Alternative asset management is growing. In fact, between 2017 and 2020, analysis by PwC shows this sector is expected to grow from US$11.2 trillion in assets under management (AUM) to US$13.9 trillion in 2020. Then things get really interesting. From there, the growth accelerates to reach US$21.1 trillion in 2025.
The main push is from a changing investment landscape, where the search for income is increasing. Real estate and infrastructure are set to be the fastest growing sectors, with infrastructure seeing a massive growth of 26.7% between 2017 and 2020, slowing to a still considerable 15% from 2020 to 2025.
Private equity is expected to expand by 6.3% and 9.8% respectively each year for the two periods, reaching a total of US$10.2 trillion in 2025, almost double the US$5.3 trillion reached in 2017.
The thing is, appetite for alternative investments is increasing at such a pace that investors cannot put money into these assets fast enough. The result is growing amounts of ‘dry powder’ cash – which is committed by funds and institutions, but not yet invested.
The more money there is to invest, the greater the fight for the best assets. To counter this, it is important to use technology to help traders becomes more able to identify and secure the best assets as soon as possible.
However, alternative assets are not easy to trade. You have a series of multi-layered compliance to work through, which takes time. Traders also need to consider the ‘what if’ scenarios more carefully, because of the long-tail nature of the investments being made.
This is where connected data can help with some of the heavy lifting.
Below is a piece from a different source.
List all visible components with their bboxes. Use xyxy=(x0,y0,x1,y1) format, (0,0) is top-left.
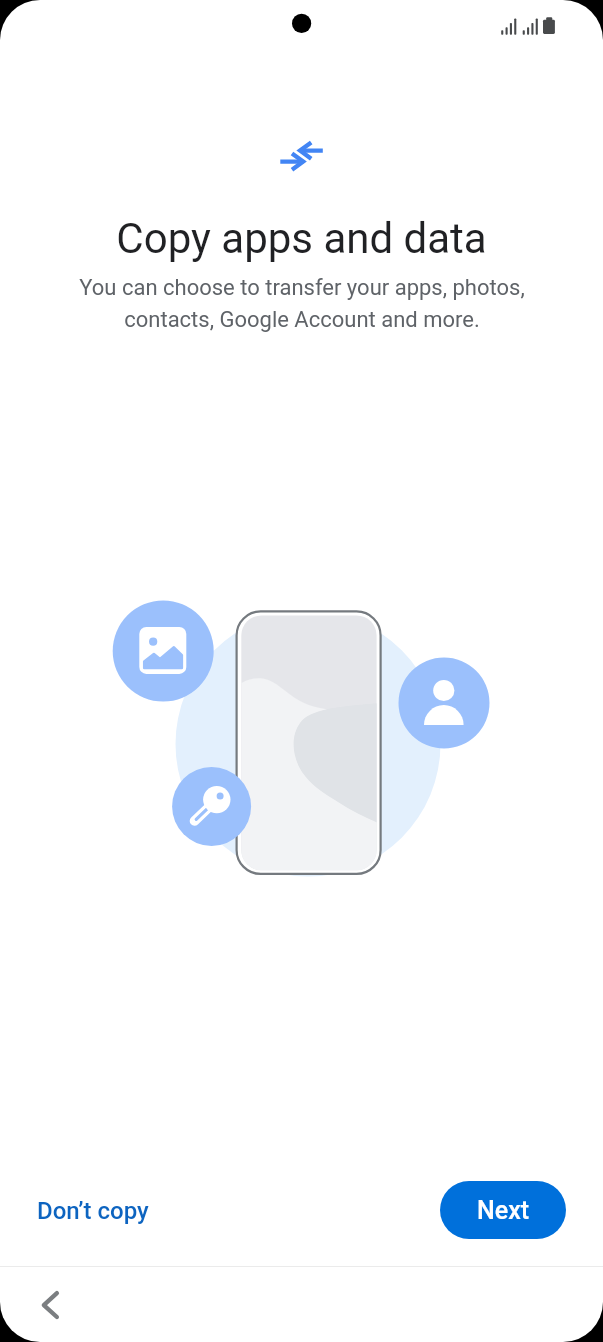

It can be used within compliance scoring to represent a trader’s strategy, with machine learning algorithms put in place to help any compliance officer assess that strategy and agree it in a much shorter time than you would without a technology intervention. It is a perfect example of humans and AI working together.
Once refined, graphML techniques can be overlaid to assist the trader, with real-time recommendation of the best possible actions to achieve desired outcomes. This helps to improve time efficiency, supporting traders who are then able to achieve a higher workload in a shorter time, giving them the best chance of targeting the top trades before their competitors who are still using the old, traditional methods of analysis.
Of course, representing this information to the trader in a way that is simple, easy to understand and has vastly reduced potential for misinterpretation is a further challenge. But it can be done. When it is done effectively and you can automate some of the investment decisions, it creates a perfect scenario for growth for both the trader and the institution she is working with.